COBE, Gravitational Waves, Inflation and Extended Inflation

Abstract

We analyse the implications for inflationary models of the cosmic microwave background (cmb) anisotropy measured by COBE. Vacuum fluctuations during inflation generate an adiabatic density perturbation, and also gravitational waves. The ratio of these two contributions to the cmb anisotropy is given for an arbitrary slow-roll inflaton potential. Results from the IRAS/QDOT and POTENT galaxy surveys are used to normalise the spectrum of the density perturbation on the scale $20h^{-1}\Mpc$, so that the COBE measurement on the scale $10^3h^{-1}\Mpc$ provides a lower bound on the spectral index $n$. For `power law' and `extended' inflation, gravitational waves are significant and the bound is $n>0.84$ at the $2$-sigma level.
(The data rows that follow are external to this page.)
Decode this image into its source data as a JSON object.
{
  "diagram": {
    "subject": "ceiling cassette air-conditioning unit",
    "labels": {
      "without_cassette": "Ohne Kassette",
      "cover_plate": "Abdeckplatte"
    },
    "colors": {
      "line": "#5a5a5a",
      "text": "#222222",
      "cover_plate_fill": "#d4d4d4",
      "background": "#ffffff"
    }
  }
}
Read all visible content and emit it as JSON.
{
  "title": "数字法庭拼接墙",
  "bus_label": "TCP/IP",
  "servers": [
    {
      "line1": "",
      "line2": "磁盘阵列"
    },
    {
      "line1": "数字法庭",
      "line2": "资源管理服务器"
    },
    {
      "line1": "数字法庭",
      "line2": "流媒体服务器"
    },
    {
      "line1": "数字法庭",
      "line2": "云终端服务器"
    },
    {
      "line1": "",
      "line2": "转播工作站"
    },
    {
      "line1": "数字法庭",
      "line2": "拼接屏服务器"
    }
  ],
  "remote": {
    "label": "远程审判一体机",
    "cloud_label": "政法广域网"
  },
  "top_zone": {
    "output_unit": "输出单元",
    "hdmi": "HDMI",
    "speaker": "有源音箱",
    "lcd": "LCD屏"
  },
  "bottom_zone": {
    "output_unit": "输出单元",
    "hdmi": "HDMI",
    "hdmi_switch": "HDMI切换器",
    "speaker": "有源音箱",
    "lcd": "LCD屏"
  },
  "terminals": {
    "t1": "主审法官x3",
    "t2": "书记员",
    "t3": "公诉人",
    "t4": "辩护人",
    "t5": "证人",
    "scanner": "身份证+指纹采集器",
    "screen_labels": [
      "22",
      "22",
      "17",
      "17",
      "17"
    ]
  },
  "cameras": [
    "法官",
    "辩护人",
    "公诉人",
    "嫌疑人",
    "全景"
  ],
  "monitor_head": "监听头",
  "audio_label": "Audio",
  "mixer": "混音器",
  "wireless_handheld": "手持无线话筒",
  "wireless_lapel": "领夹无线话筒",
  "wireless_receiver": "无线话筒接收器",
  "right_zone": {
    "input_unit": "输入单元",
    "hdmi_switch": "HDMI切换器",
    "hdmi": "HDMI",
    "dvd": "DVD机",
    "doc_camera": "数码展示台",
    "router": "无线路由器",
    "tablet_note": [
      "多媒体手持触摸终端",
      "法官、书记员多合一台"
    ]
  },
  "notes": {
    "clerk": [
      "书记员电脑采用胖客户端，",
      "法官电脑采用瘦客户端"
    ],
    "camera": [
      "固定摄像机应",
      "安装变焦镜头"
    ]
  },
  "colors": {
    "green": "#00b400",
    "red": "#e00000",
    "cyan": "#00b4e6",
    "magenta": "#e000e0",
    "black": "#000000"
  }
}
For `natural' inflation, gravitational waves are negligible and the constraint is weakened to $n>0.70$, at best marginally consistent with a recent proposal for explaining the excess clustering observed in the APM galaxy survey. Many versions of extended inflation, including those based on the Brans--Dicke theory, are ruled out, because they require $n\lsim 0.75$ in order that bubbles formed at the end of inflation should not be observed now in the cmb.